After all this, it is astonishing that Esther was given the opportunity to stay on after her apprenticeship had expired. It is true that there was an acute shortage of labour at the time but it is even more surprising that Esther made the decision to stay on. The wages books for 1837 to March 1840 have not survived but we can assume that from May 1838 Esther was an adult worker in the mill. The first time Esther’s name occurs in the wage books is in April 1840 when she is listed in the third spinning room, being paid 7 shillings a week. At the end of May, however, Esther was transferred to the reeling room where she remained until April 1841. During this period Esther earned up to 8 shillings a week. In April 1841 Esther was moved to the third spinning room where she remained until March 1842 when she is listed under the heading ‘hands learning to weave’. Her induction lasted until the end of June when she moved to the fourth weaving room.
After leaving the Apprentice House we know that in May 1839, Esther gave birth to an illegitimate child, William. The father is named as William Whittaker, a shoemaker. The birth certificate for William Price reveals that Esther was illiterate, since she could only make her mark in the appropriate place. William Price died in infancy in November 1840. We know from the 1841 census that during this period Esther was living at 5 Oak Cottages, Styal, with two other families – the Howletts and the Holts. William Whittaker lived with his family in Holts Lane. However, the relationship continued, for in September 1843 she gave birth to another child by him, Thomas Price.
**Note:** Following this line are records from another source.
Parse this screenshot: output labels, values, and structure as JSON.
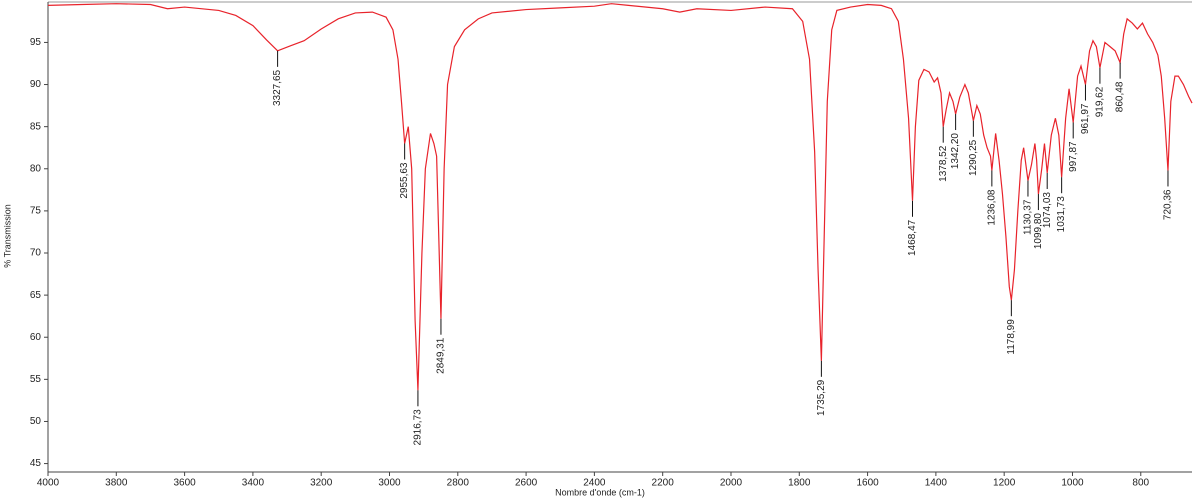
{
  "chart_data": {
    "type": "line",
    "xlabel": "Nombre d'onde (cm-1)",
    "ylabel": "% Transmission",
    "color": "#e8232b",
    "x": [
      4000,
      3900,
      3800,
      3700,
      3650,
      3600,
      3500,
      3450,
      3400,
      3360,
      3327.65,
      3290,
      3250,
      3200,
      3150,
      3100,
      3050,
      3010,
      2990,
      2975,
      2965,
      2955.63,
      2945,
      2935,
      2925,
      2916.73,
      2905,
      2895,
      2880,
      2870,
      2862,
      2849.31,
      2840,
      2830,
      2810,
      2780,
      2740,
      2700,
      2600,
      2500,
      2400,
      2350,
      2300,
      2200,
      2150,
      2100,
      2000,
      1900,
      1820,
      1790,
      1770,
      1755,
      1745,
      1735.29,
      1727,
      1718,
      1705,
      1690,
      1650,
      1600,
      1560,
      1530,
      1510,
      1495,
      1480,
      1468.47,
      1460,
      1450,
      1435,
      1420,
      1405,
      1395,
      1385,
      1378.52,
      1370,
      1360,
      1350,
      1342.2,
      1330,
      1315,
      1305,
      1296,
      1290.25,
      1280,
      1270,
      1260,
      1250,
      1240,
      1236.08,
      1225,
      1215,
      1205,
      1195,
      1185,
      1178.99,
      1170,
      1160,
      1150,
      1143,
      1130.37,
      1120,
      1110,
      1105,
      1099.8,
      1090,
      1082,
      1074.03,
      1062,
      1050,
      1040,
      1031.73,
      1020,
      1010,
      997.87,
      985,
      975,
      961.97,
      950,
      940,
      930,
      919.62,
      905,
      890,
      875,
      860.48,
      850,
      840,
      825,
      810,
      795,
      780,
      765,
      750,
      740,
      730,
      720.36,
      712,
      700,
      690,
      675,
      660,
      650
    ],
    "values": [
      99.4,
      99.5,
      99.6,
      99.5,
      99.0,
      99.2,
      98.8,
      98.2,
      97.0,
      95.3,
      94.0,
      94.6,
      95.2,
      96.6,
      97.8,
      98.5,
      98.6,
      98.0,
      96.5,
      93.0,
      88.0,
      83.0,
      85.0,
      80.0,
      62.0,
      53.7,
      70.0,
      80.0,
      84.2,
      83.0,
      81.5,
      62.2,
      80.0,
      90.0,
      94.5,
      96.5,
      97.8,
      98.5,
      98.9,
      99.1,
      99.3,
      99.6,
      99.4,
      99.0,
      98.6,
      99.0,
      98.8,
      99.2,
      99.0,
      97.5,
      93.0,
      82.0,
      68.0,
      57.2,
      72.0,
      88.0,
      96.5,
      98.8,
      99.2,
      99.5,
      99.4,
      99.0,
      97.5,
      93.0,
      86.0,
      76.2,
      85.0,
      90.5,
      91.8,
      91.5,
      90.3,
      90.8,
      89.0,
      85.0,
      87.0,
      89.0,
      88.0,
      86.5,
      88.5,
      90.0,
      89.0,
      87.0,
      85.7,
      87.5,
      86.5,
      84.0,
      82.5,
      81.5,
      79.8,
      84.2,
      81.0,
      77.0,
      72.0,
      66.0,
      64.4,
      68.0,
      75.0,
      81.0,
      82.5,
      78.6,
      80.5,
      83.0,
      81.0,
      77.0,
      80.0,
      83.0,
      79.5,
      84.0,
      86.0,
      84.0,
      79.0,
      86.0,
      89.5,
      85.5,
      91.0,
      92.2,
      90.0,
      94.0,
      95.2,
      94.5,
      92.0,
      95.0,
      94.5,
      94.0,
      92.6,
      96.0,
      97.8,
      97.3,
      96.6,
      97.3,
      96.0,
      95.0,
      93.5,
      91.0,
      86.0,
      79.8,
      88.0,
      91.0,
      91.0,
      90.0,
      88.6,
      87.8
    ],
    "annotations": [
      {
        "x": 3327.65,
        "y": 94.0,
        "label": "3327,65"
      },
      {
        "x": 2955.63,
        "y": 83.0,
        "label": "2955,63"
      },
      {
        "x": 2916.73,
        "y": 53.7,
        "label": "2916,73"
      },
      {
        "x": 2849.31,
        "y": 62.2,
        "label": "2849,31"
      },
      {
        "x": 1735.29,
        "y": 57.2,
        "label": "1735,29"
      },
      {
        "x": 1468.47,
        "y": 76.2,
        "label": "1468,47"
      },
      {
        "x": 1378.52,
        "y": 85.0,
        "label": "1378,52"
      },
      {
        "x": 1342.2,
        "y": 86.5,
        "label": "1342,20"
      },
      {
        "x": 1290.25,
        "y": 85.7,
        "label": "1290,25"
      },
      {
        "x": 1236.08,
        "y": 79.8,
        "label": "1236,08"
      },
      {
        "x": 1178.99,
        "y": 64.4,
        "label": "1178,99"
      },
      {
        "x": 1130.37,
        "y": 78.6,
        "label": "1130,37"
      },
      {
        "x": 1099.8,
        "y": 77.0,
        "label": "1099,80"
      },
      {
        "x": 1074.03,
        "y": 79.5,
        "label": "1074,03"
      },
      {
        "x": 1031.73,
        "y": 79.0,
        "label": "1031,73"
      },
      {
        "x": 997.87,
        "y": 85.5,
        "label": "997,87"
      },
      {
        "x": 961.97,
        "y": 90.0,
        "label": "961,97"
      },
      {
        "x": 919.62,
        "y": 92.0,
        "label": "919,62"
      },
      {
        "x": 860.48,
        "y": 92.6,
        "label": "860,48"
      },
      {
        "x": 720.36,
        "y": 79.8,
        "label": "720,36"
      }
    ],
    "xlim": [
      4000,
      650
    ],
    "ylim": [
      44,
      99.8
    ],
    "xticks": [
      4000,
      3800,
      3600,
      3400,
      3200,
      3000,
      2800,
      2600,
      2400,
      2200,
      2000,
      1800,
      1600,
      1400,
      1200,
      1000,
      800
    ],
    "yticks": [
      45,
      50,
      55,
      60,
      65,
      70,
      75,
      80,
      85,
      90,
      95
    ],
    "grid": false
  }
}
Whether William provided any financial support for Esther is questionable. It is also unclear where Esther was living at the time of the birth of her second child. The rent books for Oak Cottages during the mid-to-late 1840s have survived, but Esther’s name is not recorded there. The 1851 census taken in March shows Esther and her son Thomas living in Styal Green while William remained in his father’s house. However, in October 1851 William and Esther were finally married. William and Esther may have waited so long to marry due to family opposition to the marriage. It seems a reasonable assumption as in June 1851, William’s father, Abraham, who was 84 and blind, had passed away. William and Esther had two more children.
Esther died on 17 November 1861, she was 41 years old. The cause of her death is given as ‘disease of stomach dropsy’. Esther was buried in St Bartholomew’s Churchyard in Wilmslow on 21 November 1861 but there is no stone to mark her grave.